I was young, immature, and still in anguish with my own father’s death. I had no emotional context in which to place the horror of the night before. I loved my granddad. I had never seen him like this. I hated it for him. I hated death and its imposing and impending certainty. I hated knowing that I would soon be the oldest of the Ware men, such a short time after we had made a four-generation picture of G-daddy (75), my dad (50), myself (25), and my son (newborn). I hated that night. There is no way to describe how important it was for me to see the first rays of sunlight.

“No matter how long, how deep, and how dark the night, sunrise does eventually come.”
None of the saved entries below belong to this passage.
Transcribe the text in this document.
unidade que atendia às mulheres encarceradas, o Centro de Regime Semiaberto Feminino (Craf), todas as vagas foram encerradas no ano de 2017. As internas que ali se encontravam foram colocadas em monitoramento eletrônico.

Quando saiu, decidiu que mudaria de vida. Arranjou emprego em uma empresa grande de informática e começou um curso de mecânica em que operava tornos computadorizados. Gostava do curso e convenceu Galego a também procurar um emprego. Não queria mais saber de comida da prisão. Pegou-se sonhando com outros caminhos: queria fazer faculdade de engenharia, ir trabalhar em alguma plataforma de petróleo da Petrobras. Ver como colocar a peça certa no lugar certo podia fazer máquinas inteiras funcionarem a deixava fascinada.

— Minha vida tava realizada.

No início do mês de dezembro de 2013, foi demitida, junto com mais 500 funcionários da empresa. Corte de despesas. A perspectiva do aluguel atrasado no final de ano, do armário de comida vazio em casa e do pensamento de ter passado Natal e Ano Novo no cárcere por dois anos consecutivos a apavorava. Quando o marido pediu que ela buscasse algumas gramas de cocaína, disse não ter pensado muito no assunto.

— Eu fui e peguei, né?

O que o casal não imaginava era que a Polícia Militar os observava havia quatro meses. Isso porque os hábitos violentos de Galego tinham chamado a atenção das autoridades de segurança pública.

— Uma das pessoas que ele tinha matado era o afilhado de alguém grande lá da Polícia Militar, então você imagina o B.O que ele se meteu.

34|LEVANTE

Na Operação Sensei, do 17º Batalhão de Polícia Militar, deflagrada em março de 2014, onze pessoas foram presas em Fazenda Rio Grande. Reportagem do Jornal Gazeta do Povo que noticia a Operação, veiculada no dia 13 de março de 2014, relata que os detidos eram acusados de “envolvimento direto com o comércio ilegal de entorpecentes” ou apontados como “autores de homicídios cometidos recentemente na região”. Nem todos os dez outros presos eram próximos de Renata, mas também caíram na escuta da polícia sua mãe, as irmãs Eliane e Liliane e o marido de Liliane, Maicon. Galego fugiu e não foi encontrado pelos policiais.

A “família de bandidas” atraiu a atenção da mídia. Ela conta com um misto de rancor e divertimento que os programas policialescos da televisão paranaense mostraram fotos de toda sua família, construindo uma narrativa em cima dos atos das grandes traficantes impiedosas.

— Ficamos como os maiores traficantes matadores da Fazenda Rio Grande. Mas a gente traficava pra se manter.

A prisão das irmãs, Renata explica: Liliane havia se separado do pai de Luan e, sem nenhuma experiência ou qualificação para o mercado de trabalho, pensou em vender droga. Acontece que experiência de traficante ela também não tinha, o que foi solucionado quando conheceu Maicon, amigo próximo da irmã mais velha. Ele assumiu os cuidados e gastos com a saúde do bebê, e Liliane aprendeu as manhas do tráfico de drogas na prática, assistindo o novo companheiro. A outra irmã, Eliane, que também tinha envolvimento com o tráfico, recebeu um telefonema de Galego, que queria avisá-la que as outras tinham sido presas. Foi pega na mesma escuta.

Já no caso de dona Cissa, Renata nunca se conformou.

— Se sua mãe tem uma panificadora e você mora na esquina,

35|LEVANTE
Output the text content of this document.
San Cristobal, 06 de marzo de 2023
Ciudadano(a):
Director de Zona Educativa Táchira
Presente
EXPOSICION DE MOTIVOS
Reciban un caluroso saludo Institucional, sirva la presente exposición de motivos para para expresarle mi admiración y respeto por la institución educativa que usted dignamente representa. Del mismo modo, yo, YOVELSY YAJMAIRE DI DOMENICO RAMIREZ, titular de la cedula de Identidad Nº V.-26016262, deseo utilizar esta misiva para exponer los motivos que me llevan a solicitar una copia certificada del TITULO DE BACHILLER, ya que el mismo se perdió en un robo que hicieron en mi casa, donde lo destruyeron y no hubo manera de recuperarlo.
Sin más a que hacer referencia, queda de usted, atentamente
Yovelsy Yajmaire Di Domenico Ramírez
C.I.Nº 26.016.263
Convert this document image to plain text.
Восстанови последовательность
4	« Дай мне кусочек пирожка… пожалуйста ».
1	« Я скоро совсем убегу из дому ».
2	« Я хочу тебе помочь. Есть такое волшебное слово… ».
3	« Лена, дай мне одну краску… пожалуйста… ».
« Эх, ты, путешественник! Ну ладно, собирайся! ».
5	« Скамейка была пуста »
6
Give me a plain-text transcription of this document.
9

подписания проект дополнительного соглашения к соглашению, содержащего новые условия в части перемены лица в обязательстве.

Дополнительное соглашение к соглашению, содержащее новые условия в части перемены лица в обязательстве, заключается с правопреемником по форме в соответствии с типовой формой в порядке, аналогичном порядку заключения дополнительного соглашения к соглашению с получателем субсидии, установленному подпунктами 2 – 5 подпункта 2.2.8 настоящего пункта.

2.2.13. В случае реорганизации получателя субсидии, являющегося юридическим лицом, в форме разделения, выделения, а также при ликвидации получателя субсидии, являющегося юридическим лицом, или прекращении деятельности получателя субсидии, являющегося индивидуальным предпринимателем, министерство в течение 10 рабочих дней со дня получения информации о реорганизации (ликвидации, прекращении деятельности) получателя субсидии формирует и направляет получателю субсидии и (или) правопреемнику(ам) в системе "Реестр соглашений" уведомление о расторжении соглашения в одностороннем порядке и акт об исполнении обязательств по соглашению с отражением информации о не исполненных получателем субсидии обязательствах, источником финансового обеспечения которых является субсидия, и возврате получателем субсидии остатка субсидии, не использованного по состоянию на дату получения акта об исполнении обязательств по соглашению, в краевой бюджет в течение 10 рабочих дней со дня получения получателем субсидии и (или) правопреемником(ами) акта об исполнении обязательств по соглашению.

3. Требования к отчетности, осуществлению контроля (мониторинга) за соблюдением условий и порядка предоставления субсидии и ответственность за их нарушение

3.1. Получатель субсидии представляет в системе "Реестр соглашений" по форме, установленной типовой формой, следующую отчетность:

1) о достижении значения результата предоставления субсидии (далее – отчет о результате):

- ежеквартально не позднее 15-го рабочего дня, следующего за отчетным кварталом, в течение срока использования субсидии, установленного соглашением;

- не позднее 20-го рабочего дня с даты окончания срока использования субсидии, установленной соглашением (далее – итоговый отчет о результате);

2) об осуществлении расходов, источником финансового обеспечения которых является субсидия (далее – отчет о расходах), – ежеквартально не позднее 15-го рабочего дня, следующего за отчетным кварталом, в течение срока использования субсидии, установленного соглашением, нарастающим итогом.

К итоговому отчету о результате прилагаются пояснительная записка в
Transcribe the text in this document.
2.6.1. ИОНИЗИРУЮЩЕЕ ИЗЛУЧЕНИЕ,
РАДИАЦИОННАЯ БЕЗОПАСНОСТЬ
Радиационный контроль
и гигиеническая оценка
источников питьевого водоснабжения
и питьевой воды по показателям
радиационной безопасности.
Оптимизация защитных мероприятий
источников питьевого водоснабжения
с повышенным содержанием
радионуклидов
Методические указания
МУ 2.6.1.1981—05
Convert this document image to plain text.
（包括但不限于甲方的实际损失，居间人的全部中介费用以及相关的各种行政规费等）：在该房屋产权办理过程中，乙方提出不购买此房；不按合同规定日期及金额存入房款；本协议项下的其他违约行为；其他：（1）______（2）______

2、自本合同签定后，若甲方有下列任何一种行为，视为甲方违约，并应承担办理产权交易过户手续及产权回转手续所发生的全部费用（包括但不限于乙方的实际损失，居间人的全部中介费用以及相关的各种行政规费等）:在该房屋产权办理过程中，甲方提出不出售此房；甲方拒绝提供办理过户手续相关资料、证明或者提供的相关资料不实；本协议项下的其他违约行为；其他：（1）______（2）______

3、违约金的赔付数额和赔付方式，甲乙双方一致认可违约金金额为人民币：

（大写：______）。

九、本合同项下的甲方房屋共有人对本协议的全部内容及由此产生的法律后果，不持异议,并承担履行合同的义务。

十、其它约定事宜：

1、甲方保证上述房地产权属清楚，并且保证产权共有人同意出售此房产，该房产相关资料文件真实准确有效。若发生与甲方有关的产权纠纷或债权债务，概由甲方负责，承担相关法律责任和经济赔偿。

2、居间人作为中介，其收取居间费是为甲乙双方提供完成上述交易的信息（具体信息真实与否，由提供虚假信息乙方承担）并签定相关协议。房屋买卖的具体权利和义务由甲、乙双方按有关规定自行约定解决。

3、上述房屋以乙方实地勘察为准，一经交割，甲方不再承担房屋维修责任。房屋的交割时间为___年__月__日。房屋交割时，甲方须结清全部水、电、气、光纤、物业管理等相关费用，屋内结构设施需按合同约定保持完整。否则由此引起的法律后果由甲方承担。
As the years have passed, I have ministered to many families facing impending death. I don’t think you can ever look at it the same after it has visited your own house several times. But one thing from this horrible night has been a source of hope that has strengthened and cheered me through the dark hours of sadness. No matter how long, how deep, and how dark the night, sunrise does eventually come. No, I’m not talking about the temporary sunrise that ends a night of sadness, like I experienced with G-daddy’s night of anguish. I’m talking about a permanent sunrise.

 The darkness of night descended on Jesus’ band of followers as the truth sunk into their broken hearts. Their hero had died, betrayed by one of their own number. Another had repeatedly denied him even cursing in the courtyard where he was ridiculed. And all of them had forsaken him and fled. Their darkness lasted more than one night. It was impenetrably deep. Darkness clearly ruled this night just as surely as it had called to Judas and seduced him into betrayal. The nightmares that stirred them awake and haunted their waking hours was no dream — it was real and horrifying and life shattering. But even with the door tightly shut and fear running rampant in their hearts, the dull rays of sunrise penetrated their darkness. Too wonderful to believe at first, they had to know for themselves. But it was true! Sunrise, or better yet, Son-rise, had dawned. The world was forever changed. And these fearful few became the torch-lights of salvation.

So when G-daddy’s agony ended a few days after my visit, I was able to let the horrors of the night slide into the dark closet of memory. Instead, I chose to remember the soft glow of morning light as it softened the darkness behind the curtain and gave the promise a better day — a day without cancer, a day without pain, a day without darkness, a day without death.

The horrors of Calvary, the betrayal in the garden, the denials in the courtyard, and fearfulness in the disciples hearts remind us that Jesus’ resurrection wasn’t part of a fairy tale world of antiseptic heroes. Jesus’ resurrection was lived out in the world of grit and the stench of death. Jesus’ resurrection was God’s stiletto that ripped open the suffocating veil of sorrow and death and opens a way for all of us to escape the fear that holds us hostage. Jesus’ resurrection is the promise that just as every dark night is followed by sunrise, so also is the disciple’s death followed by the dawn of Jesus’ glory and their own victory over death.